Attorney argues Ind. man's spy sentence too severe

INDIANAPOLIS (AP) — A lawyer for a former Indiana truck driver convicted of trying to sell U.S. secrets to Saddam Hussein's Iraqi government said Monday that the 13-year sentence the man received is too harsh and he shouldn't be serving it in a federal Supermax prison.

Federal prosecutors said Shaaban Shaaban traveled to Baghdad in late 2002 to sell Hussein's government the names of CIA operatives in Iraq for $3 million and to coordinate human shields once the U.S. invaded but was unable to seal the deal. When federal agents searched Shaaban's house in Greenfield, 20 miles east of Indianapolis, they found no evidence that he possessed such information, court documents said.

"He really had nothing to sell," Shaaban's attorney, Bernard Kleinman, of White Plains, N.Y., told The Associated Press. "He was convicted of trying to fool the Iraqi government."

Shaaban, who was born in Jordan, was indicted in 2005 on charges he had acted as a foreign agent. The following year, he was convicted, sentenced to prison and stripped of his citizenship.
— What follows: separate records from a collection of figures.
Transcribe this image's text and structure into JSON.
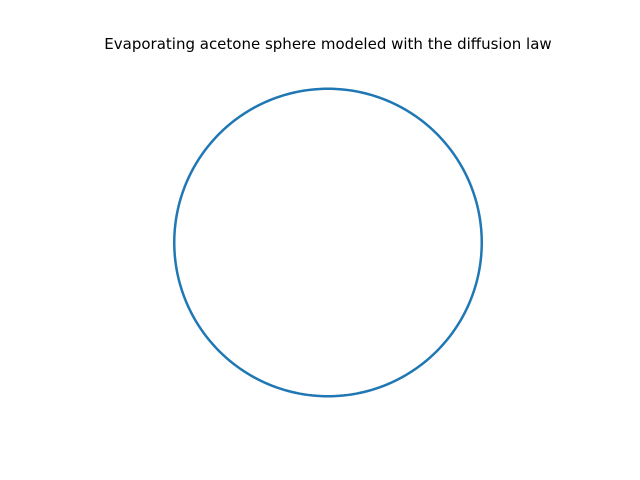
{
  "chart_data": {
    "type": "line",
    "title": "Evaporating acetone sphere modeled with the diffusion law",
    "xlabel": "",
    "ylabel": "",
    "axes_visible": false,
    "grid": false,
    "aspect": "equal",
    "xlim": [
      -1.2,
      1.2
    ],
    "ylim": [
      -1.2,
      1.2
    ],
    "series": [
      {
        "shape": "circle",
        "center": [
          0,
          0
        ],
        "radius": 1,
        "color": "#1f77b4"
      }
    ]
  }
}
Shaaban was initially housed in the federal prison at Terre Haute but was later moved to the Supermax prison in Colorado. The "super maximum security" prison houses some of the nation's most notorious criminals, including Oklahoma City bombing conspirator Terry Nichols and "Unabomber" Ted Kaczynski.
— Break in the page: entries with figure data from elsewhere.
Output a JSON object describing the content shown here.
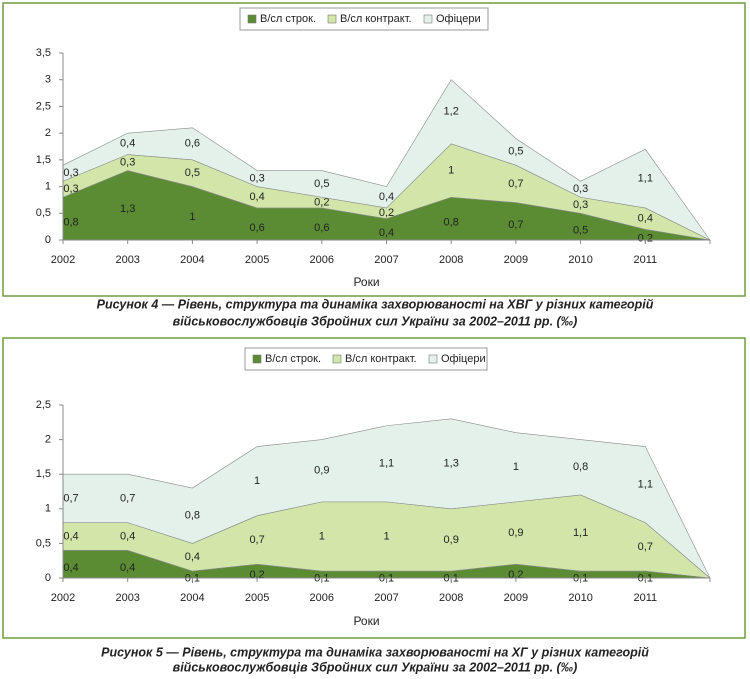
{
  "chart_data": [
    {
      "type": "area",
      "stacked": true,
      "x_label": "Роки",
      "caption": [
        "Рисунок 4 — Рівень, структура та динаміка захворюваності на ХВГ у різних категорій",
        "військовослужбовців Збройних сил України за 2002–2011 рр. (‰)"
      ],
      "categories": [
        "2002",
        "2003",
        "2004",
        "2005",
        "2006",
        "2007",
        "2008",
        "2009",
        "2010",
        "2011",
        null
      ],
      "ylim": [
        0,
        3.5
      ],
      "yticks": [
        0,
        {
          "value": 0.5,
          "label": "0,5"
        },
        1,
        {
          "value": 1.5,
          "label": "1,5"
        },
        2,
        {
          "value": 2.5,
          "label": "2,5"
        },
        3,
        {
          "value": 3.5,
          "label": "3,5"
        }
      ],
      "grid": false,
      "series": [
        {
          "name": "В/сл строк.",
          "color": "#5b8c33",
          "values": [
            0.8,
            1.3,
            1,
            0.6,
            0.6,
            0.4,
            0.8,
            0.7,
            0.5,
            0.2,
            0
          ],
          "value_labels": [
            "0,8",
            "1,3",
            "1",
            "0,6",
            "0,6",
            "0,4",
            "0,8",
            "0,7",
            "0,5",
            "0,2",
            null
          ]
        },
        {
          "name": "В/сл контракт.",
          "color": "#d3e6aa",
          "values": [
            0.3,
            0.3,
            0.5,
            0.4,
            0.2,
            0.2,
            1,
            0.7,
            0.3,
            0.4,
            0
          ],
          "value_labels": [
            "0,3",
            "0,3",
            "0,5",
            "0,4",
            "0,2",
            "0,2",
            "1",
            "0,7",
            "0,3",
            "0,4",
            null
          ]
        },
        {
          "name": "Офіцери",
          "color": "#e4f1ea",
          "values": [
            0.3,
            0.4,
            0.6,
            0.3,
            0.5,
            0.4,
            1.2,
            0.5,
            0.3,
            1.1,
            0
          ],
          "value_labels": [
            "0,3",
            "0,4",
            "0,6",
            "0,3",
            "0,5",
            "0,4",
            "1,2",
            "0,5",
            "0,3",
            "1,1",
            null
          ]
        }
      ]
    },
    {
      "type": "area",
      "stacked": true,
      "x_label": "Роки",
      "caption": [
        "Рисунок 5 — Рівень, структура та динаміка захворюваності на ХГ у різних категорій",
        "військовослужбовців Збройних сил України за 2002–2011 рр. (‰)"
      ],
      "categories": [
        "2002",
        "2003",
        "2004",
        "2005",
        "2006",
        "2007",
        "2008",
        "2009",
        "2010",
        "2011",
        null
      ],
      "ylim": [
        0,
        2.5
      ],
      "yticks": [
        0,
        {
          "value": 0.5,
          "label": "0,5"
        },
        1,
        {
          "value": 1.5,
          "label": "1,5"
        },
        2,
        {
          "value": 2.5,
          "label": "2,5"
        }
      ],
      "grid": false,
      "series": [
        {
          "name": "В/сл строк.",
          "color": "#5b8c33",
          "values": [
            0.4,
            0.4,
            0.1,
            0.2,
            0.1,
            0.1,
            0.1,
            0.2,
            0.1,
            0.1,
            0
          ],
          "value_labels": [
            "0,4",
            "0,4",
            "0,1",
            "0,2",
            "0,1",
            "0,1",
            "0,1",
            "0,2",
            "0,1",
            "0,1",
            null
          ]
        },
        {
          "name": "В/сл контракт.",
          "color": "#d3e6aa",
          "values": [
            0.4,
            0.4,
            0.4,
            0.7,
            1,
            1,
            0.9,
            0.9,
            1.1,
            0.7,
            0
          ],
          "value_labels": [
            "0,4",
            "0,4",
            "0,4",
            "0,7",
            "1",
            "1",
            "0,9",
            "0,9",
            "1,1",
            "0,7",
            null
          ]
        },
        {
          "name": "Офіцери",
          "color": "#e4f1ea",
          "values": [
            0.7,
            0.7,
            0.8,
            1,
            0.9,
            1.1,
            1.3,
            1,
            0.8,
            1.1,
            0
          ],
          "value_labels": [
            "0,7",
            "0,7",
            "0,8",
            "1",
            "0,9",
            "1,1",
            "1,3",
            "1",
            "0,8",
            "1,1",
            null
          ]
        }
      ]
    }
  ]
}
"I don't think he's ever been a threat whatsoever to the public," Kleinman told the AP. "I don't think he's any threat to national security."

In court documents filed Thursday, Kleinman argues that Shaaban's sentence was "grossly disproportionate" to the crime and amounted to unconstitutional cruel and unusual punishment.
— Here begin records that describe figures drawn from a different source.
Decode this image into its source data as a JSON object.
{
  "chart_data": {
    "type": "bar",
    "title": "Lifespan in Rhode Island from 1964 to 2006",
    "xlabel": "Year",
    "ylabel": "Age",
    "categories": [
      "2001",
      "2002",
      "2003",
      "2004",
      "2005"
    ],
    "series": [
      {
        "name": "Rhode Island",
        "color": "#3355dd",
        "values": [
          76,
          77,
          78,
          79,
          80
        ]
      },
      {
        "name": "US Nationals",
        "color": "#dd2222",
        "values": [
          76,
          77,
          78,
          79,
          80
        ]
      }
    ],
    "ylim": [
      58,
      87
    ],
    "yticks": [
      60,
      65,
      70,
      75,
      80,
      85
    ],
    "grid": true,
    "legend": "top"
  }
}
"The sentence imposed was disparate to similar facts applied on a nationwide basis," Kleinman wrote.

But the U.S. attorney's office said in a statement Monday that it stood by the sentence.

"We ... feel the sentence was appropriate," said Tim Horty, spokesman for the U.S. attorney's office in Indianapolis.

Court documents filed on Shaaban's behalf last week also repeated the argument that he was never allowed to bring witnesses from Russia who he maintained could corroborate his claim that the crimes of which he was convicted were actually committed by a long-lost twin brother who later was killed in a bombing in Chechnya.